En lisant ce bref résumé, l’on pourrait se demander pourquoi notre a priori était stupide : pour la bonne et simple raison qu’Émilien Bernard fait du journalisme gonzo, celui de Hunter S. Thompson (1937-2005), d’ailleurs ici mentionné. En se réclamant de ce type de journalisme, Bernard met de côté l’objectivité souvent attendue dans un reportage. Ici, ce qui est important, c’est l’événement. Et le journaliste et sa subjectivité en font partie. Si Thompson ne se privait pas de cracher sur Nixon, Bernard déteste Trump et ne cesse de le répéter. Mais La Tête dans le mur ne se contente pas d’être un récit de voyage haineux. Le livre est émaillé de références à d’autres articles de journaux. Certes, l’auteur n’aime pas Trump, mais il explique pourquoi, sources à l’appui. En parlant autant de lui que des faits, le narrateur se met au centre de l’action. Nous sommes alors face au récit d’une personne qui, apparemment, a souvent eu du mal à trouver sa place : « L’angoisse me taraude, réminiscence de tourments adolescents, quand au collège personne ne voulait bouffer avec moi, rapport à mon appareil dentaire dégueu: avec qui m’asseoir?». Cependant, dans ce livre, personne n’est à sa place : les immigrés qui veulent fuir leur pays mais qui vont y être reconduits, nos deux protagonistes français aux États-Unis et les trumpistes qui habitent dans un État ayant appartenu au Mexique avant de devenir ce qu’il est actuellement. Émilien Bernard (collaborateur au Canard enchaîné, CQFD…) transforme son récit en réflexion beaucoup plus générale sur le fait d’être un intrus en territoire perçu comme étranger. Là encore, l’on retrouve l’influence de Thompson : dans son fameux Las Vegas Parano, ce qui commence comme un reportage sur une convention policière se termine dans les ruines du rêve américain.
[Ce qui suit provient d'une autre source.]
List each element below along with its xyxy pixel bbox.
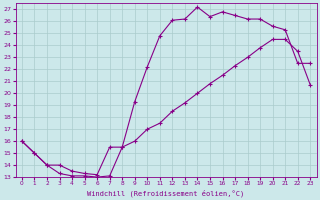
X-axis label: Windchill (Refroidissement éolien,°C): Windchill (Refroidissement éolien,°C): [87, 189, 245, 197]
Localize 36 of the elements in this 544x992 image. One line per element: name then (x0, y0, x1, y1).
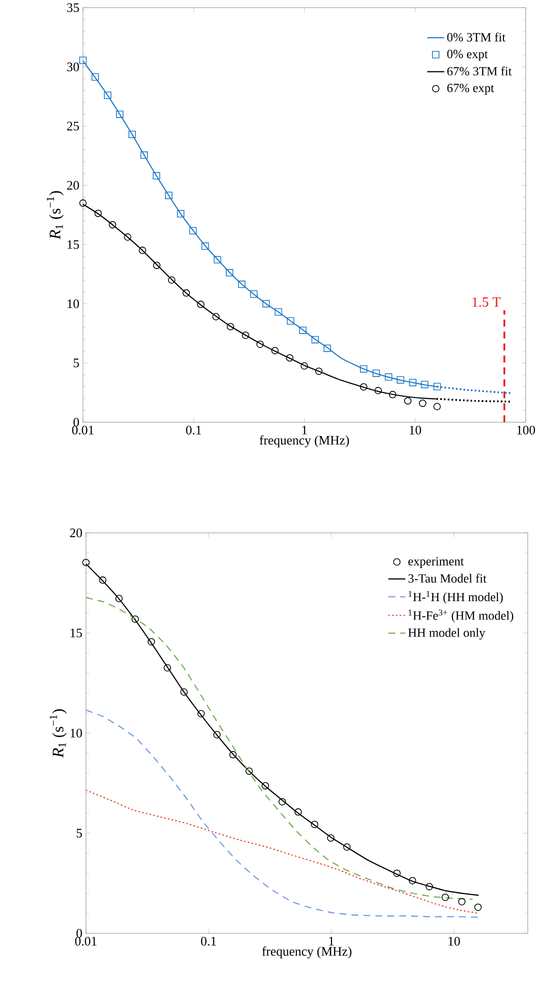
x-tick-label: 100 (517, 426, 536, 434)
legend-label: 3-Tau Model fit (408, 574, 487, 583)
x-tick-label: 10 (448, 936, 460, 946)
legend-label: 67% 3TM fit (447, 66, 512, 76)
y-tick-label: 20 (67, 180, 80, 190)
y-tick-label: 15 (70, 628, 82, 638)
y-tick-label: 15 (68, 240, 80, 249)
y-tick-label: 5 (74, 358, 80, 368)
y-tick-label: 20 (70, 528, 82, 538)
y-tick-label: 25 (67, 122, 80, 130)
y-axis-title: R$_{1}$ (s$^{−1}$) (46, 191, 64, 240)
x-tick-label: 0.1 (201, 936, 216, 946)
x-axis-title: frequency (MHz) (262, 946, 352, 958)
x-axis-title: frequency (MHz) (260, 435, 350, 448)
y-tick-label: 5 (76, 828, 82, 838)
y-tick-label: 0 (74, 418, 80, 427)
ref-line-label: 1.5 T (472, 297, 501, 307)
x-tick-label: 0.1 (186, 426, 202, 435)
legend-label: $^{1}$H-Fe$^{3+}$ (HM model) (408, 610, 514, 622)
x-tick-label: 1 (329, 936, 334, 946)
legend-label: 0% expt (447, 50, 488, 61)
y-axis-title: R$_{1}$ (s$^{−1}$) (50, 709, 67, 758)
y-tick-label: 10 (70, 728, 82, 738)
legend-label: 67% expt (447, 84, 494, 95)
x-tick-label: 0.01 (75, 936, 97, 946)
y-tick-label: 30 (67, 62, 80, 72)
legend-label: 0% 3TM fit (447, 32, 506, 42)
x-tick-label: 10 (410, 426, 422, 434)
legend-label: HH model only (408, 628, 486, 640)
x-tick-label: 0.01 (72, 426, 94, 435)
legend-label: experiment (408, 557, 464, 568)
y-tick-label: 0 (76, 928, 82, 938)
y-tick-label: 10 (68, 299, 80, 308)
legend-label: $^{1}$H-$^{1}$H (HH model) (408, 591, 503, 604)
y-tick-label: 35 (67, 3, 80, 12)
x-tick-label: 1 (302, 426, 307, 434)
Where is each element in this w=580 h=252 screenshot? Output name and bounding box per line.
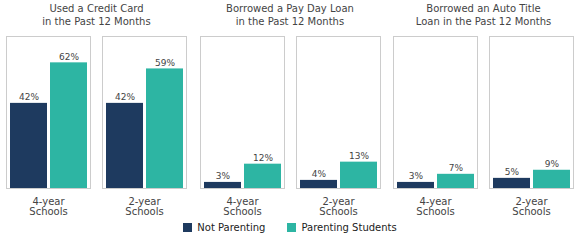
svg-text:4-yearSchools: 4-yearSchools — [29, 196, 67, 217]
svg-text:62%: 62% — [59, 52, 79, 62]
html-text:Parenting Students: Parenting Students — [301, 222, 397, 233]
html-text:Not Parenting: Not Parenting — [197, 222, 266, 233]
svg-text:9%: 9% — [545, 159, 560, 169]
html-text:Used a Credit Card in the Past: Used a Credit Card in the Past 12 Months — [42, 3, 151, 27]
html-text:Borrowed a Pay Day Loan in the: Borrowed a Pay Day Loan in the Past 12 M… — [226, 3, 354, 27]
svg-text:5%: 5% — [505, 167, 520, 177]
svg-text:3%: 3% — [409, 171, 424, 181]
svg-text:42%: 42% — [115, 92, 135, 102]
svg-text:2-yearSchools: 2-yearSchools — [125, 196, 163, 217]
svg-text:42%: 42% — [19, 92, 39, 102]
svg-text:2-yearSchools: 2-yearSchools — [512, 196, 550, 217]
svg-text:3%: 3% — [215, 171, 230, 181]
svg-text:2-yearSchools: 2-yearSchools — [319, 196, 357, 217]
svg-text:59%: 59% — [155, 58, 175, 68]
svg-text:13%: 13% — [348, 151, 368, 161]
svg-text:4-yearSchools: 4-yearSchools — [223, 196, 261, 217]
html-text:Borrowed an Auto Title Loan in: Borrowed an Auto Title Loan in the Past … — [415, 3, 552, 27]
svg-text:12%: 12% — [252, 153, 272, 163]
svg-text:4%: 4% — [311, 169, 326, 179]
svg-text:7%: 7% — [449, 163, 464, 173]
svg-text:4-yearSchools: 4-yearSchools — [416, 196, 454, 217]
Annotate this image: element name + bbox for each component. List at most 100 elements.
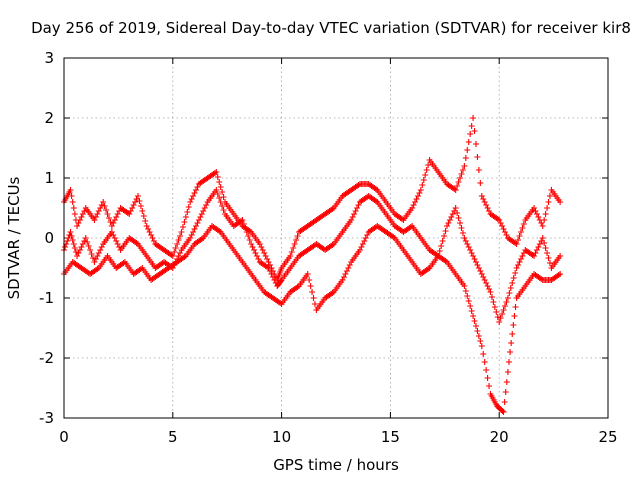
data-point bbox=[113, 214, 120, 220]
data-point bbox=[494, 314, 501, 320]
data-point bbox=[239, 217, 246, 223]
data-point bbox=[345, 265, 352, 271]
data-point bbox=[557, 199, 564, 205]
data-point bbox=[85, 243, 92, 249]
data-point bbox=[70, 241, 77, 247]
data-point bbox=[461, 235, 468, 241]
data-point bbox=[481, 277, 488, 283]
data-point bbox=[69, 199, 76, 205]
data-point bbox=[143, 223, 150, 229]
data-point bbox=[481, 199, 488, 205]
data-point bbox=[462, 238, 469, 244]
data-point bbox=[503, 232, 510, 238]
data-point bbox=[82, 235, 89, 241]
series-upper-track bbox=[61, 115, 564, 283]
data-point bbox=[191, 190, 198, 196]
data-point bbox=[497, 315, 504, 321]
data-point bbox=[150, 238, 157, 244]
data-point bbox=[92, 256, 99, 262]
data-point bbox=[266, 268, 273, 274]
data-point bbox=[116, 244, 123, 250]
data-point bbox=[475, 333, 482, 339]
data-point bbox=[510, 322, 517, 328]
data-point bbox=[452, 205, 459, 211]
data-point bbox=[179, 224, 186, 230]
data-point bbox=[517, 256, 524, 262]
data-point bbox=[177, 250, 184, 256]
data-point bbox=[510, 275, 517, 281]
data-point bbox=[90, 255, 97, 261]
data-point bbox=[502, 229, 509, 235]
data-point bbox=[419, 182, 426, 188]
data-point bbox=[504, 369, 511, 375]
data-point bbox=[457, 175, 464, 181]
data-point bbox=[511, 313, 518, 319]
data-point bbox=[203, 202, 210, 208]
data-point bbox=[88, 251, 95, 257]
data-point bbox=[416, 190, 423, 196]
data-point bbox=[478, 271, 485, 277]
data-point bbox=[508, 340, 515, 346]
data-point bbox=[309, 289, 316, 295]
data-point bbox=[557, 271, 564, 277]
data-point bbox=[78, 214, 85, 220]
data-point bbox=[364, 232, 371, 238]
data-point bbox=[97, 247, 104, 253]
data-point bbox=[422, 172, 429, 178]
data-point bbox=[535, 214, 542, 220]
y-tick-label: 3 bbox=[44, 49, 54, 67]
data-point bbox=[535, 244, 542, 250]
data-point bbox=[477, 268, 484, 274]
data-point bbox=[140, 213, 147, 219]
y-tick-label: -1 bbox=[39, 289, 54, 307]
data-point bbox=[470, 253, 477, 259]
data-point bbox=[493, 309, 500, 315]
data-point bbox=[470, 115, 477, 121]
data-point bbox=[217, 199, 224, 205]
data-point bbox=[557, 253, 564, 259]
data-point bbox=[253, 253, 260, 259]
data-point bbox=[461, 163, 468, 169]
x-axis-title: GPS time / hours bbox=[273, 456, 399, 474]
data-point bbox=[110, 232, 117, 238]
data-point bbox=[104, 211, 111, 217]
data-point bbox=[477, 338, 484, 344]
data-point bbox=[101, 203, 108, 209]
data-point bbox=[261, 250, 268, 256]
data-point bbox=[214, 191, 221, 197]
data-point bbox=[293, 237, 300, 243]
data-point bbox=[190, 193, 197, 199]
data-point bbox=[480, 196, 487, 202]
y-tick-label: 0 bbox=[44, 229, 54, 247]
data-point bbox=[519, 253, 526, 259]
data-point bbox=[517, 229, 524, 235]
y-tick-label: -2 bbox=[39, 349, 54, 367]
data-point bbox=[471, 128, 478, 134]
data-point bbox=[500, 226, 507, 232]
data-point bbox=[132, 199, 139, 205]
data-point bbox=[483, 202, 490, 208]
data-point bbox=[264, 256, 271, 262]
data-point bbox=[443, 223, 450, 229]
data-point bbox=[68, 193, 75, 199]
series-middle-track bbox=[61, 187, 564, 325]
data-point bbox=[169, 253, 176, 259]
data-points bbox=[61, 115, 564, 415]
data-point bbox=[178, 229, 185, 235]
data-point bbox=[470, 313, 477, 319]
data-point bbox=[461, 283, 468, 289]
data-point bbox=[251, 247, 258, 253]
data-point bbox=[92, 214, 99, 220]
data-point bbox=[458, 225, 465, 231]
data-point bbox=[103, 207, 110, 213]
data-point bbox=[64, 238, 71, 244]
data-point bbox=[515, 237, 522, 243]
data-point bbox=[98, 202, 105, 208]
data-point bbox=[465, 139, 472, 145]
data-point bbox=[74, 223, 81, 229]
data-point bbox=[216, 195, 223, 201]
data-point bbox=[340, 274, 347, 280]
data-point bbox=[454, 210, 461, 216]
data-point bbox=[311, 301, 318, 307]
data-point bbox=[95, 250, 102, 256]
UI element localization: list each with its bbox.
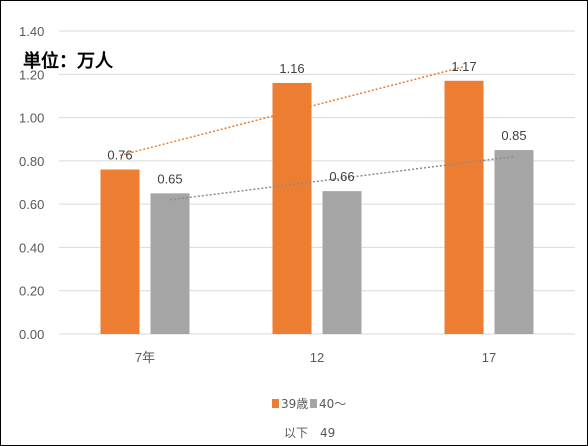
legend-label-40: 40～	[319, 397, 346, 411]
legend-swatch-40	[310, 399, 317, 408]
y-tick-label: 0.40	[19, 240, 44, 255]
x-tick-label: 7年	[135, 350, 155, 365]
x-axis-ticks: 7年 12 17	[135, 350, 496, 365]
data-label: 1.16	[279, 61, 304, 76]
y-tick-label: 0.20	[19, 284, 44, 299]
y-tick-label: 0.60	[19, 197, 44, 212]
legend: 39歳 40～ 以下 49	[272, 397, 346, 440]
bar	[101, 170, 140, 334]
bar	[273, 83, 312, 334]
bar	[495, 150, 534, 334]
bar	[151, 193, 190, 334]
unit-label: 単位：万人	[23, 50, 114, 72]
bars	[101, 81, 534, 334]
y-tick-label: 1.00	[19, 111, 44, 126]
data-label: 0.65	[157, 171, 182, 186]
x-tick-label: 12	[310, 350, 324, 365]
x-tick-label: 17	[482, 350, 496, 365]
data-label: 1.17	[451, 59, 476, 74]
legend-label-39: 39歳	[281, 397, 308, 411]
y-tick-label: 1.40	[19, 24, 44, 39]
y-tick-label: 0.80	[19, 154, 44, 169]
data-label: 0.76	[107, 148, 132, 163]
y-tick-label: 0.00	[19, 327, 44, 342]
legend-extra-text: 以下 49	[284, 426, 335, 440]
legend-swatch-39	[272, 399, 279, 408]
bar	[323, 191, 362, 334]
bar	[445, 81, 484, 334]
data-label: 0.85	[501, 128, 526, 143]
data-label: 0.66	[329, 169, 354, 184]
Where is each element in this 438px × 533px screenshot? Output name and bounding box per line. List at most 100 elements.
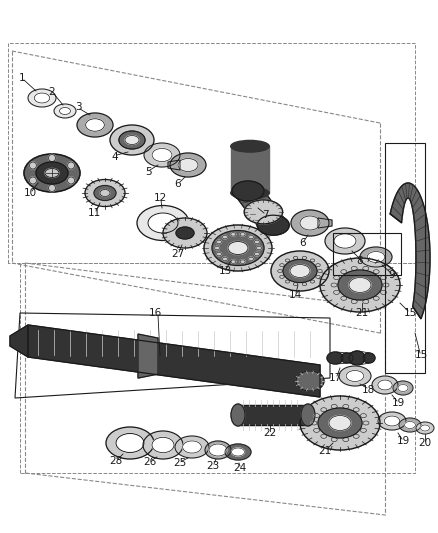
- Ellipse shape: [381, 276, 386, 280]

L’auteur de La Tete dans le mur signe un livre à l’écriture sèche et nerveuse, parfois drôle – la description d’un meeting de Trump rappelle justement certains passages de Las Vegas Parano – et souvent tragique – le quotidien des immigrés clandestins en centre de rétention n’est pas le moment le plus hilarant. Mais alors qu’il aurait pu tomber dans le piège d’une indignation facile, il propose quelque chose de bien plus pertinent au lecteur, une réflexion qui peut « augmenter son activité ou l’animer directement ».


Albain le Garroy, Le Matricule des anges, no 273, mai 2026.